Round-trip GeoJSON
Created by: jayvdb
I would like to be able to round-trip GeoJSON through csvkit, so that small operations can be done using csvkit in the middle, without resulting in strange diffs. https://github.com/wireservice/csvkit/pull/867 is part of this effort.
i.e. The following should have very minimal output.
$ wget https://raw.githubusercontent.com/lyzidiamond/learn-geojson/master/geojson/pdxplaces.geojson
$ in2csv -f geojson pdxplaces.geojson > pdxplaces.csv
$ csvjson --lon longitude --lat latitude --indent=2 pdxplaces.csv > pdxplaces.csv.geojson
$ diff -u pdxplaces.geojson pdxplaces.csv.geojson
Some of the diff results which need to be controllable using command line args:
- sequence of keys in a feature ; i.e. should
geometry
appear beforeproperties
or the opposite. It seems different tools make different choices for this ordering, and ideallyin2csv
can annotate its output with this ordering (assuming it is consistent throughout the input) so that csvjson can re-use the same ordering. - do not emit empty properties. Currently they are being emitted and mostly they shouldn't be emitted. (https://github.com/wireservice/csvkit/pull/869)
- order the properties by key.
in2csv
adds a column when it sees a new property, which doesnt work well if many properties do not exist on the firstFeature
, but appear in latter nodes. Sorting could be a feature of in2csv orcsvjson
- generation of the
bbox
. It should be possible to disable this being computed and added, and it is non-trivial to compute it for complex geojson (c.f. https://github.com/wireservice/csvkit/pull/867). - other metadata (https://github.com/wireservice/csvkit/issues/870)
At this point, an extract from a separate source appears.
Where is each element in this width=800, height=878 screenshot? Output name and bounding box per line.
After simplistic solutions for those three, the diff looks like:
diff -u pdxplaces.geojson pdxplaces.csv.geojson
--- pdxplaces.geojson 2017-07-24 10:22:24.234446535 +0700
+++ pdxplaces.csv.geojson 2017-07-24 12:58:46.408943761 +0700
@@ -106,7 +106,7 @@
"properties": {
"Name": "place 2",
"Contributor": "geografa",
- "Reason": 2
+ "Reason": "2"
},
"geometry": {
"type": "Point",
@@ -164,8 +164,7 @@
{
"type": "Feature",
"properties": {
- "my polygon": "it's here",
- "Name": ""
+ "my polygon": "it's here"
},
"geometry": {
"type": "Polygon",
@@ -251,8 +250,8 @@
"type": "Feature",
"properties": {
"Name": "The Commons Brewery",
- "Reason": "Farmhouse ales, duh.",
- "Contributor": "Dillon Mahmoudi"
+ "Contributor": "Dillon Mahmoudi",
+ "Reason": "Farmhouse ales, duh."
},
"geometry": {
"type": "Point",
@@ -267,7 +266,7 @@
"properties": {
"Name": "Kenilworth Coffeehouse",
"Utility": "Excellent biscuits",
- "Coffee": "Yes"
+ "Coffee": true
},
"geometry": {
"type": "Point",
@@ -327,8 +326,7 @@
"properties": {
"Name": "Square 54",
"Contributor": "Henrik",
- "Reason": "Mystic zombie area",
- "my polygon": ""
+ "Reason": "Mystic zombie area"
},
"geometry": {
"type": "Polygon",
The change to "Coffee"
is concerning (and maybe there is a command line arg which would prevent that), but the rest of those changes are IMO a good "linted" output.